Rabbi Chemouël Mohliwer aimait son peuple de tout son cœur et de toute son âme. Sans tenir aucun compte de sa santé ni de son argent, il se plaça entièrement au service du peuple d’Israël. Il souffrait des malheurs de la nation, et ses peines ne lui laissaient aucun répit. Voici comment Rabbi Chemouël interprétait les paroles du prophète Jérémie (8, 18) : « Comme je voudrais dominer ma douleur ! Mon cœur souffre au-dedans de moi » : Si cette douleur ne concernait que moi, si seul mon cœur souffrait au-dedans de moi, je le supporterais ; mais : « Voici, j’entends la voix suppliante de la fille de mon peuple venant d’un pays lointain » ; si cette voix-là aussi monte d’un pays lointain... « A cause de la catastrophe qui a brisé la fille de mon peuple, je suis brisé, je suis voilé de deuil, en proie au désespoir », sur cette tristesse de la cassure de mon peuple je n’ai déjà plus la force de me contenir. Et les souffrances du peuple juif à cette époque l’ont mené à travailler toute sa vie en faveur d’Erets-Israël. En lui-même, il avait la vision que c’était le pays qui rassemblerait dans son sein tous les exilés d’Israël.

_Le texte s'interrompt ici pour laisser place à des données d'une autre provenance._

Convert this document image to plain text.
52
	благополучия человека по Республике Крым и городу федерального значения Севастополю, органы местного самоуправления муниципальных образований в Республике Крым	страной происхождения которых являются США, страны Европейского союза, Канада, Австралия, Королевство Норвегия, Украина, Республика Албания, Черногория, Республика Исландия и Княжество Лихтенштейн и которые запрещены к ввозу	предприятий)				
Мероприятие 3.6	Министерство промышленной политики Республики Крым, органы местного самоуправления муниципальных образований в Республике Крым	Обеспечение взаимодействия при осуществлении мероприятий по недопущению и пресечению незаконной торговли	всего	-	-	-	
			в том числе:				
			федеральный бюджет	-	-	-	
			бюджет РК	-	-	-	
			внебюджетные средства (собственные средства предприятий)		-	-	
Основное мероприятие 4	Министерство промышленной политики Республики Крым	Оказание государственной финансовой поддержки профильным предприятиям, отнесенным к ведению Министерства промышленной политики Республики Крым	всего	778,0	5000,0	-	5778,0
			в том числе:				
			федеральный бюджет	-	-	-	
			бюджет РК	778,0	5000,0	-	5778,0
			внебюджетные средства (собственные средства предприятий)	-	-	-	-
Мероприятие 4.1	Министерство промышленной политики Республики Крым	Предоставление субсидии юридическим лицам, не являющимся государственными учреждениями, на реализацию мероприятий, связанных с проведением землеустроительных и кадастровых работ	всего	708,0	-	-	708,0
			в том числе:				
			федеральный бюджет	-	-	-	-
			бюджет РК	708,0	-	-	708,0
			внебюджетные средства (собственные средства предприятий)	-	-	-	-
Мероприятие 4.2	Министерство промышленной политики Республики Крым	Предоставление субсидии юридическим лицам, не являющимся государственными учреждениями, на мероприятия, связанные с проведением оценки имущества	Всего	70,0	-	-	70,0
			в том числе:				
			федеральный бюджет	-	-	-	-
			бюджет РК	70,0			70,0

Rabbi Chemouël est né le 27 Nissan 5584 (1824) dans la petite ville de Globocki, dans la région de Vilna. D’après une tradition familiale, il y a eu dans toutes les vingt-deux générations qui l’ont précédé des rabbanim ou des talmidei ‘hakhamim. Son père Rabbi Yéhouda Leib était un grand talmid ‘hakham, mais il ne voulait pas être Rav et resta toute sa vie commerçant. Ce n’est qu’à l’âge de la vieillesse, quand il perdit tous ses biens, qu’il accepta de devenir Rav de la ville de Schalak. Il ne lui resta rien de toute sa fortune, à l’exception de quelques armoires pleines de livres. Rabbi Yéhouda Leib regardait toujours ses livres avec bonheur. Un jour, son fils Rabbi Chemouël lui demanda : « Papa, pourquoi regardes-tu si souvent tes livres ? » Il répondit : « Mon fils, je regarde les livres et j’envie leurs auteurs, qui ne plaçaient pas de récipient auprès de leur lit pour se laver les mains le matin, comme nous en avons l’habitude. » Rabbi Chemouël s’étonna et ne comprit pas ce qu’il voulait dire.

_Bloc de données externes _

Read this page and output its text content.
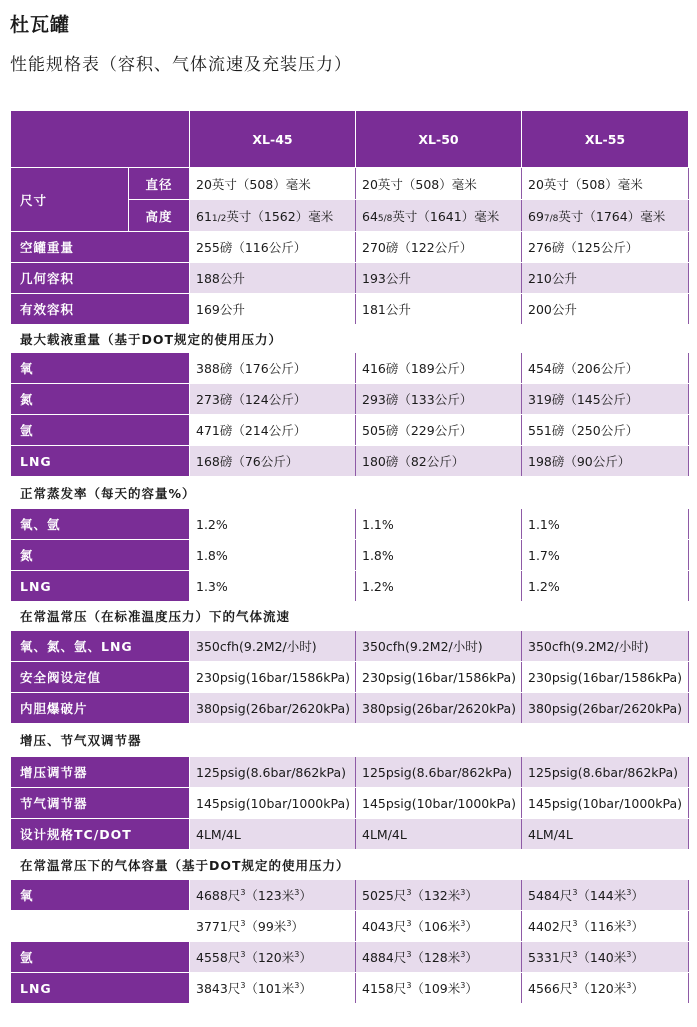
杜瓦罐
性能规格表（容积、气体流速及充装压力）
		XL-45	XL-50	XL-55
尺寸	直径	20英寸（508）毫米	20英寸（508）毫米	20英寸（508）毫米
	高度	611/2英寸（1562）毫米	645/8英寸（1641）毫米	697/8英寸（1764）毫米
空罐重量		255磅（116公斤）	270磅（122公斤）	276磅（125公斤）
几何容积		188公升	193公升	210公升
有效容积		169公升	181公升	200公升
最大载液重量（基于DOT规定的使用压力）				
氧		388磅（176公斤）	416磅（189公斤）	454磅（206公斤）
氮		273磅（124公斤）	293磅（133公斤）	319磅（145公斤）
氩		471磅（214公斤）	505磅（229公斤）	551磅（250公斤）
LNG		168磅（76公斤）	180磅（82公斤）	198磅（90公斤）
正常蒸发率（每天的容量%）				
氧、氩		1.2%	1.1%	1.1%
氮		1.8%	1.8%	1.7%
LNG		1.3%	1.2%	1.2%
在常温常压（在标准温度压力）下的气体流速				
氧、氮、氩、LNG		350cfh(9.2M2/小时)	350cfh(9.2M2/小时)	350cfh(9.2M2/小时)
安全阀设定值		230psig(16bar/1586kPa)	230psig(16bar/1586kPa)	230psig(16bar/1586kPa)
内胆爆破片		380psig(26bar/2620kPa)	380psig(26bar/2620kPa)	380psig(26bar/2620kPa)
增压、节气双调节器				
增压调节器		125psig(8.6bar/862kPa)	125psig(8.6bar/862kPa)	125psig(8.6bar/862kPa)
节气调节器		145psig(10bar/1000kPa)	145psig(10bar/1000kPa)	145psig(10bar/1000kPa)
设计规格TC/DOT		4LM/4L	4LM/4L	4LM/4L
在常温常压下的气体容量（基于DOT规定的使用压力）				
氧		4688尺$^3$（123米$^3$）	5025尺$^3$（132米$^3$）	5484尺$^3$（144米$^3$）
		3771尺$^3$（99米$^3$）	4043尺$^3$（106米$^3$）	4402尺$^3$（116米$^3$）
氩		4558尺$^3$（120米$^3$）	4884尺$^3$（128米$^3$）	5331尺$^3$（140米$^3$）
LNG		3843尺$^3$（101米$^3$）	4158尺$^3$（109米$^3$）	4566尺$^3$（120米$^3$）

– Pourquoi t’étonnes-tu ? Ce que j’ai dit est la pure vérité. Ces auteurs, dont les paroles nous font vivre, faisaient de leurs nuits des jours pour étudier la Torah... Avec des histoires de ce genre, son père réussit à lui faire entrer dans le cœur un grand amour pour la Torah.

A l’âge de trois ans, il avait déjà des dons extraordinaires, à quatre ans il étudiait le ‘Houmach avec le commentaire de Rachi, et à dix ans il était connu de tout l’entourage sous le nom du « prodige de Globocki », et ses maîtres affirmaient qu’il serait un jour grand en Israël. Il était également versé en calcul et en astronomie, au moyen desquels il expliquait certains passages difficiles du Talmud. Cette science l’aida dans sa vieillesse à écrire une grande réponse sur l’observance du Chabath dans divers pays (dans son livre « Recherches sur la halakhah et Responsa », ch. 6).

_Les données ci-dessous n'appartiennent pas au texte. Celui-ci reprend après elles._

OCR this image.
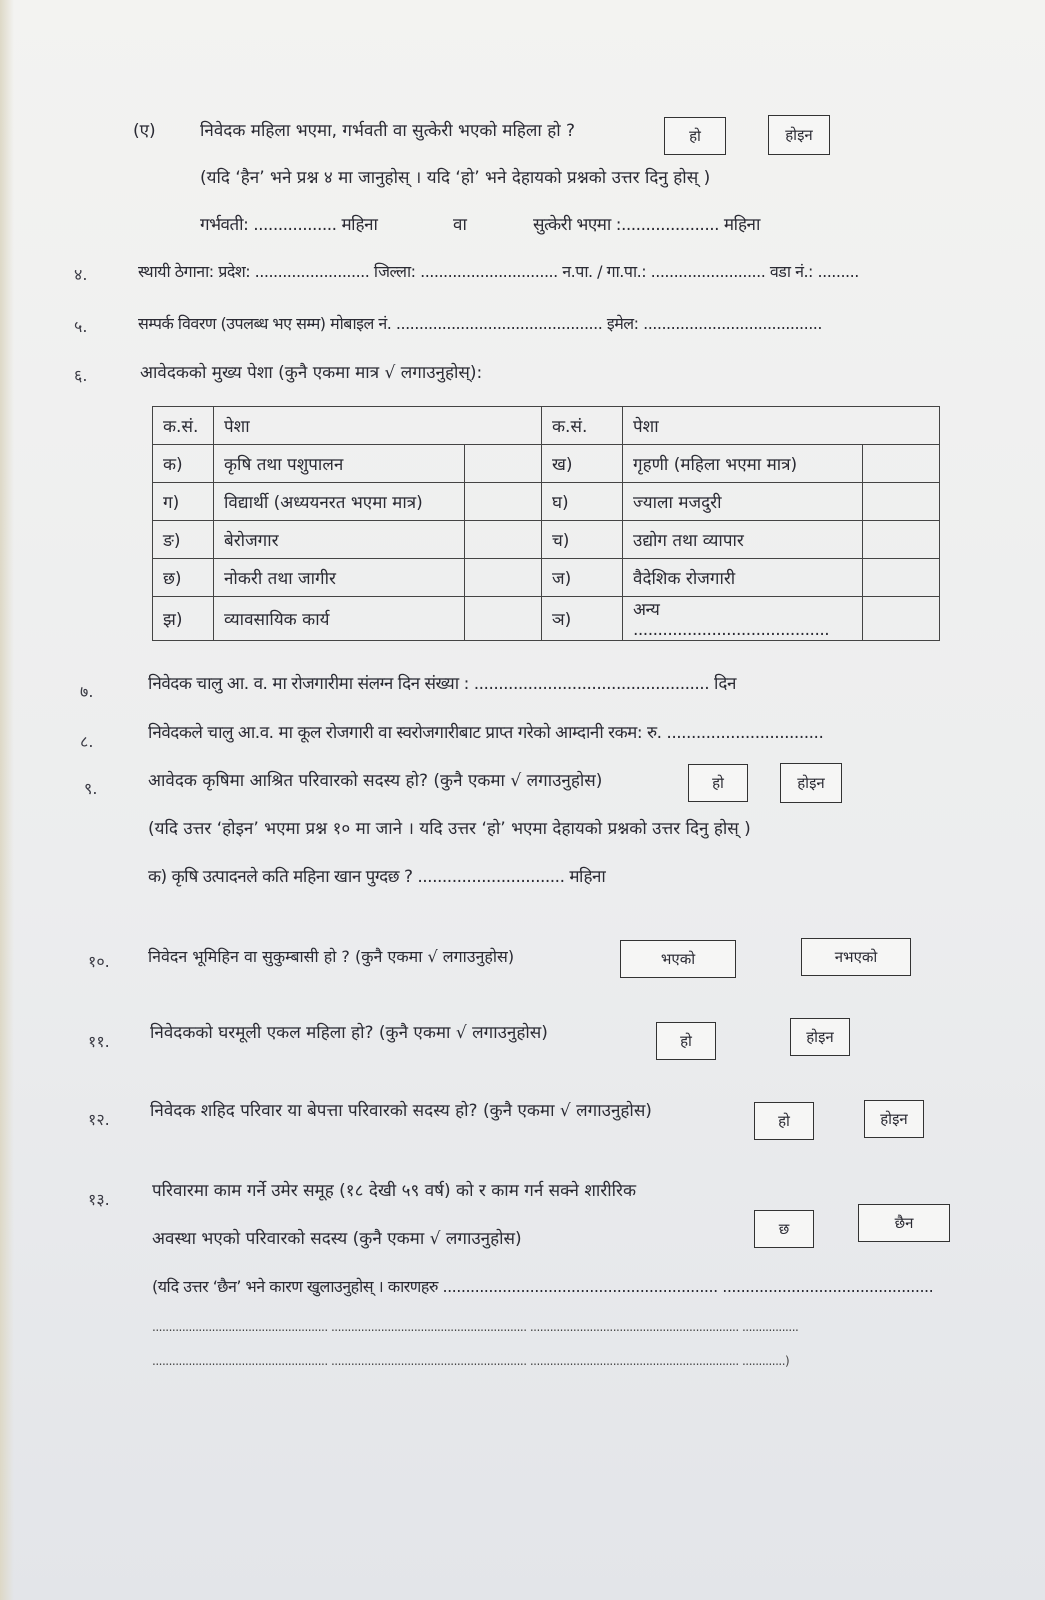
(ए)	निवेदक महिला भएमा, गर्भवती वा सुत्केरी भएको महिला हो ?	हो	होइन
(यदि ‘हैन’ भने प्रश्न ४ मा जानुहोस् । यदि ‘हो’ भने देहायको प्रश्नको उत्तर दिनु होस् )
गर्भवती: ................. महिना	वा	सुत्केरी भएमा :.................... महिना
४.	स्थायी ठेगाना: प्रदेश: ......................... जिल्ला: .............................. न.पा. / गा.पा.: ......................... वडा नं.: .........
५.	सम्पर्क विवरण (उपलब्ध भए सम्म) मोबाइल नं. ............................................. इमेल: .......................................
६.	आवेदकको मुख्य पेशा (कुनै एकमा मात्र √ लगाउनुहोस्):
क.सं.	पेशा		क.सं.	पेशा	
क)	कृषि तथा पशुपालन		ख)	गृहणी (महिला भएमा मात्र)	
ग)	विद्यार्थी (अध्ययनरत भएमा मात्र)		घ)	ज्याला मजदुरी	
ङ)	बेरोजगार		च)	उद्योग तथा व्यापार	
छ)	नोकरी तथा जागीर		ज)	वैदेशिक रोजगारी	
झ)	व्यावसायिक कार्य		ञ)	अन्य ........................................	
७.	निवेदक चालु आ. व. मा रोजगारीमा संलग्न दिन संख्या : ................................................ दिन
८.	निवेदकले चालु आ.व. मा कूल रोजगारी वा स्वरोजगारीबाट प्राप्त गरेको आम्दानी रकम: रु. ................................
९.	आवेदक कृषिमा आश्रित परिवारको सदस्य हो? (कुनै एकमा √ लगाउनुहोस)	हो	होइन
(यदि उत्तर ‘होइन’ भएमा प्रश्न १० मा जाने । यदि उत्तर ‘हो’ भएमा देहायको प्रश्नको उत्तर दिनु होस् )
क) कृषि उत्पादनले कति महिना खान पुग्दछ ? .............................. महिना
१०. निवेदन भूमिहिन वा सुकुम्बासी हो ? (कुनै एकमा √ लगाउनुहोस)	भएको	नभएको
११. निवेदकको घरमूली एकल महिला हो? (कुनै एकमा √ लगाउनुहोस)	हो	होइन
१२. निवेदक शहिद परिवार या बेपत्ता परिवारको सदस्य हो? (कुनै एकमा √ लगाउनुहोस)	हो	होइन
१३. परिवारमा काम गर्ने उमेर समूह (१८ देखी ५९ वर्ष) को र काम गर्न सक्ने शारीरिक
अवस्था भएको परिवारको सदस्य (कुनै एकमा √ लगाउनुहोस)	छ	छैन
(यदि उत्तर ‘छैन’ भने कारण खुलाउनुहोस् । कारणहरु ............................................................ ..............................................
..................................................... ........................................................... ............................................................... .................
..................................................... ........................................................... ............................................................... .............)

Quand il eut quinze ans, il se maria et vécut chez son beau-père. Il étudia avec une grande assiduité pendant trois ans et devint expert dans tout le Talmud, puis il partit à la yéchivah de Volojine pour y étudier. Au bout de six mois, il fut ordonné Rav par Rabbi Yitsel (Yitz’hak), le Rav de Volojine, et par son gendre le Rav Eliezer Yitz’hak, et commença à faire du commerce. Il fit le commerce du lin pendant quelques années, mais cela restait à ses yeux quelques chose de secondaire, l’essentiel étant la Torah et l’écriture de responsa aux plus grands esprits de son temps.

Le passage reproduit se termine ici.